Corona-Demos: "Demonstrationsrecht ist missbraucht worden"
Sie sei wütend, "dass es gelungen ist, solche Bilder zu produzieren", sagte Kramp-Karrenbauer zu den Corona-Demos in Berlin. Wörtlich sagte die CDU-Chefin weiter:
"Ich bin wütend, weil hier ein demokratisches Recht, ein Demonstrationsrecht, und das Unbehagen vieler Menschen jetzt auch in der Coronakrise, missbraucht worden ist für Nazipropaganda."
Mit Blick auf die zeitgleich stattgefunden Protesten in Belarus gegen den autoritären Machthaber Alexander Lukaschenko ergänzte die CDU-Chefin:
"Und das in einer Zeit, wo in der Nachbarschaft zu Europa, in Belarus, Menschen unter Einsatz ihres Lebens für ein Demonstrationsrecht auf die Straße gehen. Das treibt mich um, das macht mich wütend."

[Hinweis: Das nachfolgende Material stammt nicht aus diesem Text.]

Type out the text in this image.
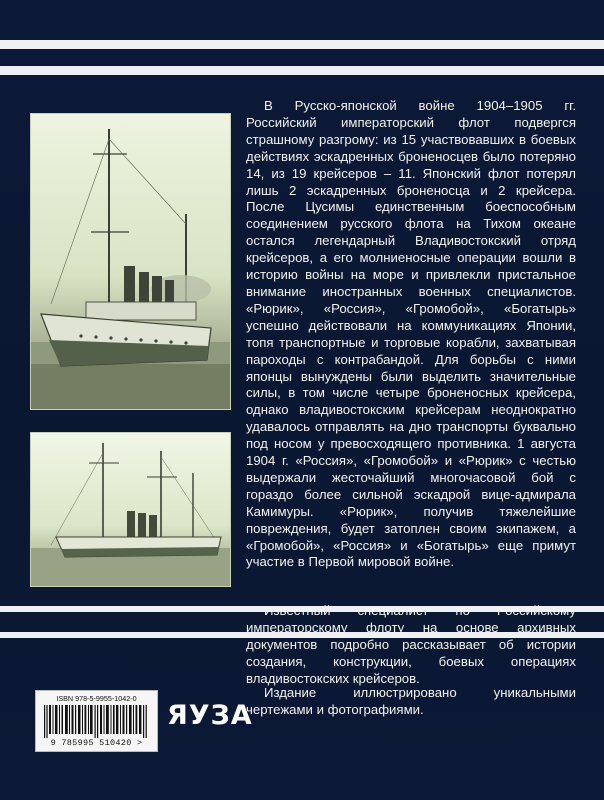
В Русско-японской войне 1904–1905 гг. Российский императорский флот подвергся страшному разгрому: из 15 участвовавших в боевых действиях эскадренных броненосцев было потеряно 14, из 19 крейсеров – 11. Японский флот потерял лишь 2 эскадренных броненосца и 2 крейсера. После Цусимы единственным боеспособным соединением русского флота на Тихом океане остался легендарный Владивостокский отряд крейсеров, а его молниеносные операции вошли в историю войны на море и привлекли пристальное внимание иностранных военных специалистов. «Рюрик», «Россия», «Громобой», «Богатырь» успешно действовали на коммуникациях Японии, топя транспортные и торговые корабли, захватывая пароходы с контрабандой. Для борьбы с ними японцы вынуждены были выделить значительные силы, в том числе четыре броненосных крейсера, однако владивостокским крейсерам неоднократно удавалось отправлять на дно транспорты буквально под носом у превосходящего противника. 1 августа 1904 г. «Россия», «Громобой» и «Рюрик» с честью выдержали жесточайший многочасовой бой с гораздо более сильной эскадрой вице-адмирала Камимуры. «Рюрик», получив тяжелейшие повреждения, будет затоплен своим экипажем, а «Громобой», «Россия» и «Богатырь» еще примут участие в Первой мировой войне.

Известный специалист по Российскому императорскому флоту на основе архивных документов подробно рассказывает об истории создания, конструкции, боевых операциях владивостокских крейсеров.

Издание иллюстрировано уникальными чертежами и фотографиями.

ISBN 978-5-9955-1042-0
9 785995 510420 >
ЯУЗА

Das, sagte Kramp-Karrenbauer, müsse auch die CDU insgesamt deutlich machen.
Kritik an Corona-Maßnahmen sei "selbstverständlich", sagte Kramp-Karrenbauer, das gehöre zur Demokratie. Man diskutiere über die Maßnahmen auch mit Bürgerinnen und Bürgern. Sie ergänzte aber:
"Wenn man sich überlegt, welche Zumutungen da angeblich im Raum stehen – das Tragen einer Maske, dass man Hände wäscht, dass man Abstand hält, dass man nicht in anonymen Menschenmassen unterwegs ist. Und wenn man sieht, dass dagegen die Frage steht, ob man Menschenleben rettet, ob man die Wirtschaft vor dem totalen Zusammenbruch rettet, finde ich nach wie vor, das ist zumutbar."
Zum Schluss des Interviews sagte sie, es gehe darum, die eigene Freiheit einzuschränken, um Unternehmen und Arbeitsplätze etwa in der Gastronomie zu retten und es älteren und kranken Menschen zu ermöglichen, sich frei zu bewegen.
Sie schloss mit diesem Satz:
"Und ich erwarte von jedem verantwortlichen Staatsbürger und ich glaube, dass kann man auch erwarten, dass man in dieser Abwägung seiner eigenen Freiheit gegen die Bedürfnisse der anderen auch zu verantwortbaren Entscheidungen kommt."
Die CDU-Chefin richtete außerdem einen deutlichen Appell an Kritiker der Corona-Maßnahmen, Abstand zu Rechtsextremen zu halten:
"Trotzdem muss sich jeder überlegen, ob es seine Kritik, ob berechtigt oder nicht, wert ist und es rechtfertigt, dass man mit Nazis versucht, den Reichstag zu stürmen"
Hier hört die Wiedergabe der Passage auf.